Atom Probe Tomography Reveals Nickel’s Oxygen Solubility in Grains and Grain Boundaries after Oxidation: Jonathan Poplawsky1; Rishi Pillai1; QingQiang Ren1; Andrew Breen2; Baptiste Gault3; Michael Brady1; 1Oak Ridge National Laboratory; 2The University of Sydney; 3Max-Planck-Institut für Eisenforschung
    Oxidation resistance is important for material longevity within extreme environments. Accurate oxygen solubility measurements are necessary for computationally designing new high-strength, high-temperature oxidation resistant alloys. The oxygen solubility within pure metals, such as Ni, has been studied using a multitude of techniques, but atom probe tomography (APT) has not been used for this measurement. APT is advantageous because it offers a high chemical sensitivity (<10 ppm) and resolution (<1 nm) allowing for composition measurements within grain boundaries and nms of the oxide/metal interface. These regions were measured for a high and low purity Ni sample oxidized at 1000 °C for 48 hours by APT. The results show <10s of ppm oxygen solubility at all depths and 100s of ppm oxygen within GBs, suggesting that grain boundary diffusion is the most likely oxygen transport mechanism. APT was conducted at the CNMS, which is a U.S. DOE Office of Science user facility.

Faceting in Cylindrical Grain Boundaries: Anqi Qiu1; Ian Chesser2; Elizabeth Holm1; 1Carnegie Mellon University; 2George Mason University
    Isolated cylindrical grains shrink spontaneously under curvature driving force at high temperatures. With molecular dynamics simulations, we have observed that the grains remain mostly cylindrical throughout the shrinking process, but facets can appear. It is difficult to identify and characterize the facets that appear during the shrinking process with current simulation methods, as the facets appear and disappear very fast. When a synthetic driving force (SDF) opposing the curvature driving force is applied to drive the motion of the grain boundary in the other direction, the grain will expand and exhibit certain clear facets that do not easily disappear with the continuing motions of the grain boundary. For some cylindrical grain boundaries, the facets form octagonal shapes. This study on the expansion and faceting of cylindrical grain boundaries will give new insights on the properties of cylindrical grain boundaries.

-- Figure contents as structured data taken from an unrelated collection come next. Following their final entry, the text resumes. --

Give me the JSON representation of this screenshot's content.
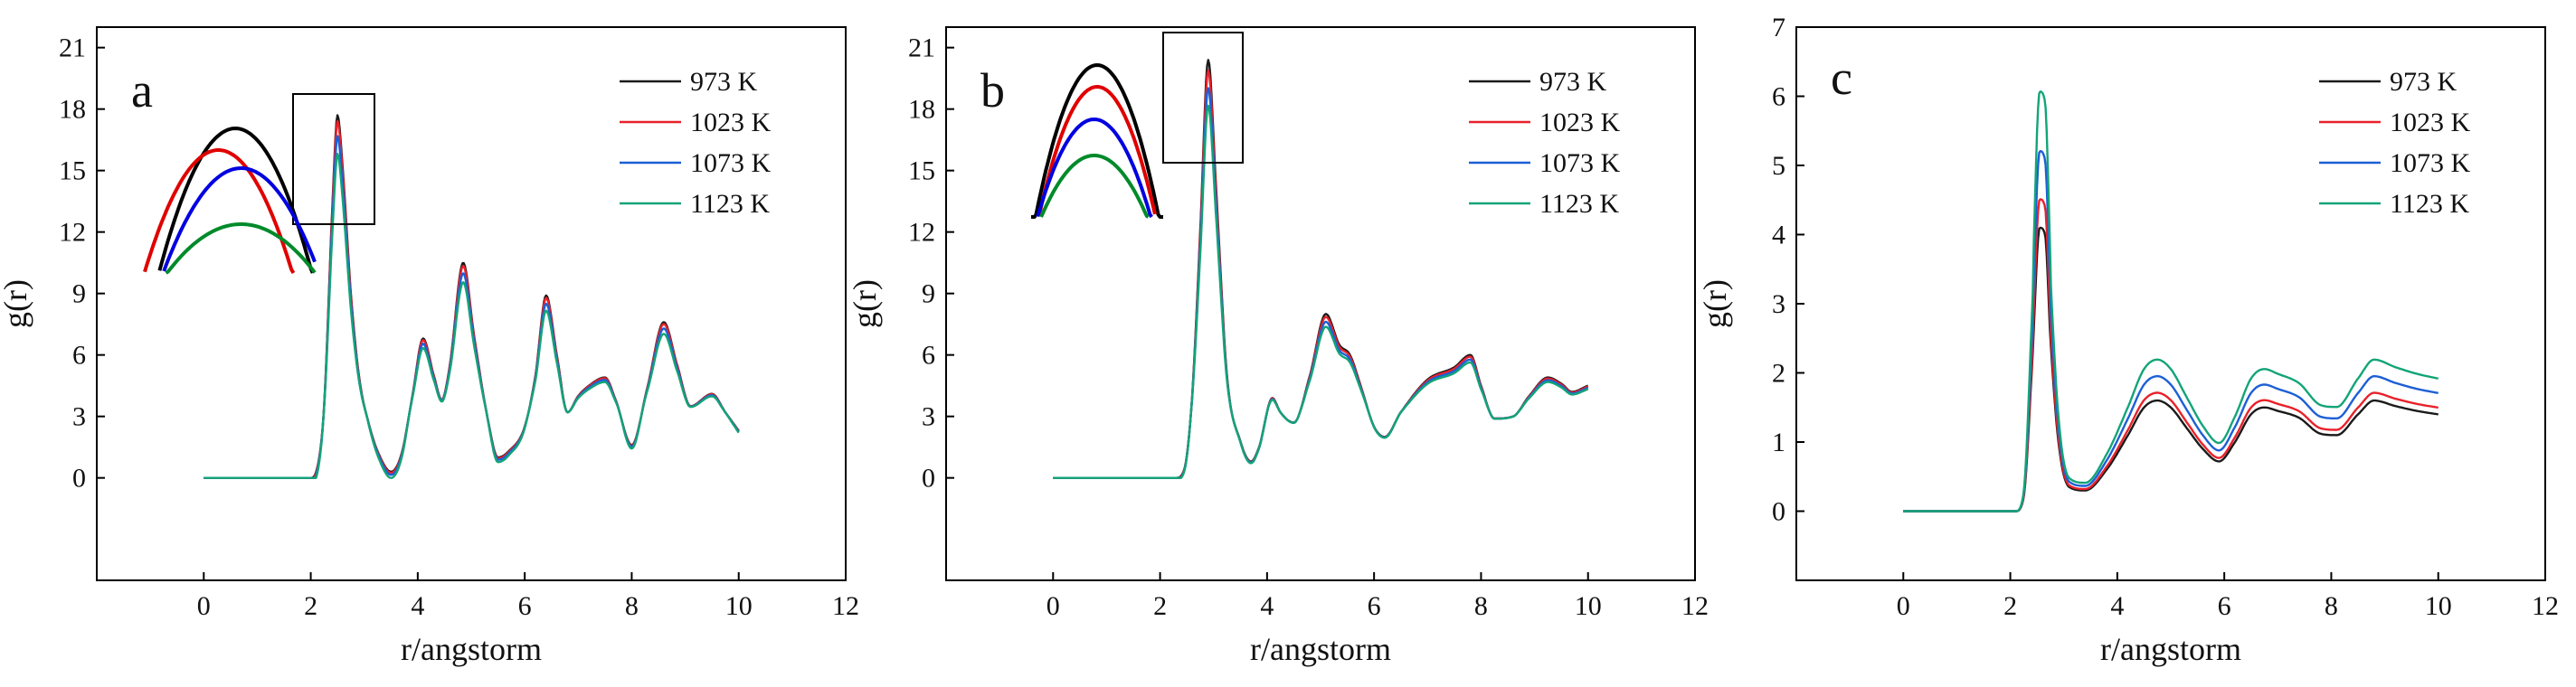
{
  "figure": {
    "panels": [
      "a",
      "b",
      "c"
    ]
  },
  "colors": {
    "973 K": "#1a1a1a",
    "1023 K": "#e8212a",
    "1073 K": "#1c5fd6",
    "1123 K": "#13a478"
  },
  "inset_colors": {
    "973 K": "#000000",
    "1023 K": "#e00000",
    "1073 K": "#0000e0",
    "1123 K": "#008a2a"
  },
  "chart_data": [
    {
      "type": "line",
      "panel": "a",
      "title": "",
      "xlabel": "r/angstorm",
      "ylabel": "g(r)",
      "xlim": [
        -2,
        12
      ],
      "ylim": [
        -5,
        22
      ],
      "xticks": [
        0,
        2,
        4,
        6,
        8,
        10,
        12
      ],
      "yticks": [
        0,
        3,
        6,
        9,
        12,
        15,
        18,
        21
      ],
      "legend_position": "top-right",
      "has_zoom_inset": true,
      "inset_xlim": [
        -1.1,
        1.9
      ],
      "inset_ylim": [
        0,
        1
      ],
      "keypoints": [
        [
          0,
          0
        ],
        [
          2.0,
          0
        ],
        [
          2.1,
          0.3
        ],
        [
          2.25,
          3.5
        ],
        [
          2.4,
          13.0
        ],
        [
          2.5,
          17.7
        ],
        [
          2.6,
          15.0
        ],
        [
          2.75,
          9.0
        ],
        [
          2.9,
          5.0
        ],
        [
          3.1,
          2.5
        ],
        [
          3.3,
          1.0
        ],
        [
          3.5,
          0.3
        ],
        [
          3.7,
          1.2
        ],
        [
          3.9,
          4.0
        ],
        [
          4.1,
          6.8
        ],
        [
          4.3,
          5.0
        ],
        [
          4.45,
          3.8
        ],
        [
          4.6,
          5.5
        ],
        [
          4.85,
          10.5
        ],
        [
          5.05,
          7.0
        ],
        [
          5.3,
          3.0
        ],
        [
          5.5,
          1.0
        ],
        [
          5.7,
          1.3
        ],
        [
          6.0,
          2.5
        ],
        [
          6.2,
          5.0
        ],
        [
          6.4,
          8.9
        ],
        [
          6.6,
          6.0
        ],
        [
          6.8,
          3.2
        ],
        [
          7.0,
          4.0
        ],
        [
          7.2,
          4.5
        ],
        [
          7.5,
          4.9
        ],
        [
          7.7,
          3.8
        ],
        [
          8.0,
          1.6
        ],
        [
          8.3,
          4.5
        ],
        [
          8.6,
          7.6
        ],
        [
          8.85,
          5.5
        ],
        [
          9.1,
          3.5
        ],
        [
          9.5,
          4.1
        ],
        [
          9.75,
          3.2
        ],
        [
          10.0,
          2.3
        ]
      ],
      "series": [
        {
          "name": "973 K",
          "peak_scale": 1.0,
          "valley_scale": 1.0,
          "inset_peak": 0.88,
          "inset_center": 0.5,
          "inset_base": 0.02
        },
        {
          "name": "1023 K",
          "peak_scale": 0.98,
          "valley_scale": 1.05,
          "inset_peak": 0.76,
          "inset_center": 0.2,
          "inset_base": -0.02
        },
        {
          "name": "1073 K",
          "peak_scale": 0.93,
          "valley_scale": 1.15,
          "inset_peak": 0.66,
          "inset_center": 0.6,
          "inset_base": 0.06
        },
        {
          "name": "1123 K",
          "peak_scale": 0.87,
          "valley_scale": 1.3,
          "inset_peak": 0.35,
          "inset_center": 0.6,
          "inset_base": 0.04
        }
      ]
    },
    {
      "type": "line",
      "panel": "b",
      "title": "",
      "xlabel": "r/angstorm",
      "ylabel": "g(r)",
      "xlim": [
        -2,
        12
      ],
      "ylim": [
        -5,
        22
      ],
      "xticks": [
        0,
        2,
        4,
        6,
        8,
        10,
        12
      ],
      "yticks": [
        0,
        3,
        6,
        9,
        12,
        15,
        18,
        21
      ],
      "legend_position": "top-right",
      "has_zoom_inset": true,
      "inset_xlim": [
        -0.2,
        2.0
      ],
      "inset_ylim": [
        0,
        1
      ],
      "keypoints": [
        [
          0,
          0
        ],
        [
          2.3,
          0
        ],
        [
          2.45,
          0.4
        ],
        [
          2.6,
          4.0
        ],
        [
          2.75,
          12.0
        ],
        [
          2.9,
          20.4
        ],
        [
          3.05,
          14.0
        ],
        [
          3.25,
          5.0
        ],
        [
          3.5,
          1.8
        ],
        [
          3.7,
          0.8
        ],
        [
          3.85,
          1.5
        ],
        [
          4.1,
          3.9
        ],
        [
          4.25,
          3.2
        ],
        [
          4.5,
          2.7
        ],
        [
          4.8,
          5.0
        ],
        [
          5.1,
          8.0
        ],
        [
          5.35,
          6.5
        ],
        [
          5.55,
          6.0
        ],
        [
          5.75,
          4.5
        ],
        [
          6.0,
          2.5
        ],
        [
          6.2,
          2.0
        ],
        [
          6.5,
          3.2
        ],
        [
          7.0,
          4.8
        ],
        [
          7.5,
          5.4
        ],
        [
          7.8,
          6.0
        ],
        [
          8.0,
          4.5
        ],
        [
          8.25,
          2.9
        ],
        [
          8.6,
          3.0
        ],
        [
          8.9,
          4.0
        ],
        [
          9.25,
          4.9
        ],
        [
          9.5,
          4.6
        ],
        [
          9.7,
          4.2
        ],
        [
          10.0,
          4.5
        ]
      ],
      "series": [
        {
          "name": "973 K",
          "peak_scale": 1.0,
          "valley_scale": 1.0,
          "inset_peak": 0.92,
          "inset_center": 0.9,
          "inset_base": 0.08
        },
        {
          "name": "1023 K",
          "peak_scale": 0.97,
          "valley_scale": 1.03,
          "inset_peak": 0.8,
          "inset_center": 0.9,
          "inset_base": 0.0
        },
        {
          "name": "1073 K",
          "peak_scale": 0.92,
          "valley_scale": 1.06,
          "inset_peak": 0.62,
          "inset_center": 0.85,
          "inset_base": -0.02
        },
        {
          "name": "1123 K",
          "peak_scale": 0.87,
          "valley_scale": 1.1,
          "inset_peak": 0.42,
          "inset_center": 0.85,
          "inset_base": -0.04
        }
      ]
    },
    {
      "type": "line",
      "panel": "c",
      "title": "",
      "xlabel": "r/angstorm",
      "ylabel": "g(r)",
      "xlim": [
        -2,
        12
      ],
      "ylim": [
        -1,
        7
      ],
      "xticks": [
        0,
        2,
        4,
        6,
        8,
        10,
        12
      ],
      "yticks": [
        0,
        1,
        2,
        3,
        4,
        5,
        6,
        7
      ],
      "legend_position": "top-right",
      "has_zoom_inset": false,
      "keypoints": [
        [
          0,
          0
        ],
        [
          2.1,
          0
        ],
        [
          2.25,
          0.2
        ],
        [
          2.4,
          2.0
        ],
        [
          2.55,
          4.1
        ],
        [
          2.65,
          4.0
        ],
        [
          2.75,
          2.5
        ],
        [
          2.9,
          1.0
        ],
        [
          3.1,
          0.35
        ],
        [
          3.4,
          0.3
        ],
        [
          3.8,
          0.6
        ],
        [
          4.2,
          1.1
        ],
        [
          4.5,
          1.5
        ],
        [
          4.75,
          1.6
        ],
        [
          5.0,
          1.5
        ],
        [
          5.3,
          1.2
        ],
        [
          5.6,
          0.9
        ],
        [
          5.9,
          0.72
        ],
        [
          6.2,
          1.0
        ],
        [
          6.5,
          1.4
        ],
        [
          6.75,
          1.5
        ],
        [
          7.0,
          1.45
        ],
        [
          7.4,
          1.35
        ],
        [
          7.8,
          1.12
        ],
        [
          8.1,
          1.1
        ],
        [
          8.5,
          1.4
        ],
        [
          8.8,
          1.6
        ],
        [
          9.2,
          1.52
        ],
        [
          9.6,
          1.45
        ],
        [
          10.0,
          1.4
        ]
      ],
      "series": [
        {
          "name": "973 K",
          "peak_scale": 1.0,
          "tail_scale": 1.0
        },
        {
          "name": "1023 K",
          "peak_scale": 1.1,
          "tail_scale": 1.07
        },
        {
          "name": "1073 K",
          "peak_scale": 1.27,
          "tail_scale": 1.22
        },
        {
          "name": "1123 K",
          "peak_scale": 1.48,
          "tail_scale": 1.37
        }
      ]
    }
  ]
}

A Framework for Continuum Modeling of Dislocation-grain Boundary Interactions in Polycrystalline Metals: Subhendu Chakraborty1; Abigail Hunter1; Darby Luscher1; 1Los Alamos National Laboratory
     Grain Boundary Engineering (GBE) is one the most important techniques to enhance the structural properties of polycrystalline materials. For better understanding of the mechanisms behind GBE, we need an appropriate continuum model to study the effect of grain boundary (GB) structure on the evolution of the dislocations within and across the grains. In this presentation we propose a continuum crystal plasticity model that incorporates the nucleation, annihilation and transmission of dislocations across the grain boundary. A novel modeling approach is introduced to represent the influence of GB characteristics (e.g. misorientation angle) on the resistance of the GB against dislocation transmission. Results will be provided to demonstrate the influence of GB structure on the evolution of plastic slip in a polycrystal microstructure.